The group, which represents about 7,000 residents owning property along Lake Erie, filed a motion in Lake County Common Pleas Court recently seeking $509,453 in attorney fees and $68,791 in expenses.
In a 7-0 decision last month, the Ohio Supreme Court ruled the state holds a public trust that “extends to the natural shoreline, which is the line at which the water usually stands when free from disturbing causes.” The decision reversed a ruling by the 11th District Court of Appeals that lakeside owners’ property rights extend to whatever point on shore is in contact with the waters on any given day.
But the Supreme Court also rejected state arguments that its public trust over the lake extends to the “ordinary high water mark” as defined by a survey by the U.S. Army Corps of Engineers in the 1980s.
The landowners’ complaint in 2004 named three defendants: Ohio Department of Natural Resources, its then director Sean Logan, and the state, and asked the Lake County Common Pleas Court to invalidate ODNR regulations that enforced the state’s public trust authority up to the high-water point, which the ODNR identified as 573.4 feet above sea level based on the survey by the Corps of Engineers.
Their complaint also objected to the department’s policy of enforcing a lease on owners to place docks and other structures out into the lake waters and filed claims against the state alleging unconstitutional “taking” without compensation of their property from the waterline up to the high-water mark.
When Gov. Ted Strickland took office, he reversed the policy of requiring leases and the ODNR began recognizing the presumptive deed rights of landowners to use their property below the ordinary high-water point without entering into a lease.
The department said its policy change was subject to future revision after a final decision by the courts on the trust authority issue.
The ODNR didn’t participate further in the case but former Attorney General Mark Dann argued on behalf of the state that its public trust authority extends to the ordinary high-water mark.
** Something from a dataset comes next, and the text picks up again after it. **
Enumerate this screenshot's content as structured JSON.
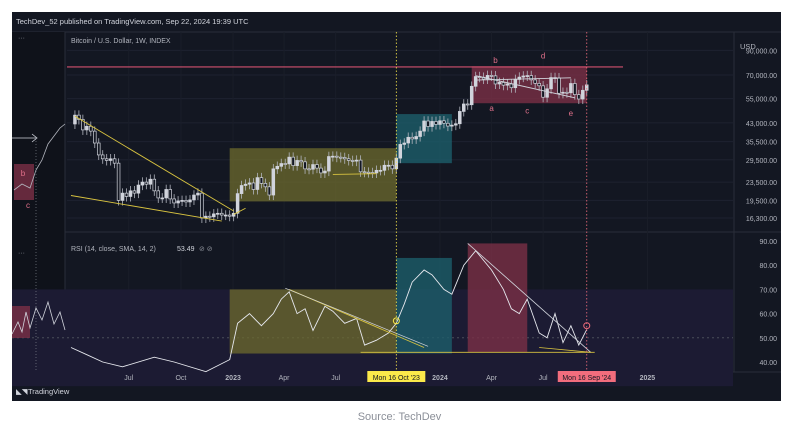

The National Wildlife Foundation and Ohio Environmental Council were also given permission to intervene in the case as interested parties and filed briefs supporting the attorney general’s position.
Tony Yankel, president of the Lakefront group, said in a posting on the group’s website property owners felt compelled to file a court case because of the ODNR policy.
“We are only asking the State of Ohio to compensate us for the money we were forced to spend to defend our rights as property owners,” he said. “Our motion does not include compensation for the thousands of volunteer hours that homeowners were forced to spend fighting this policy that was so clearly wrong.”
A spokesperson for the attorney general's office said Friday the motion is being reviewed and the office will "respond in court at the appropriate time."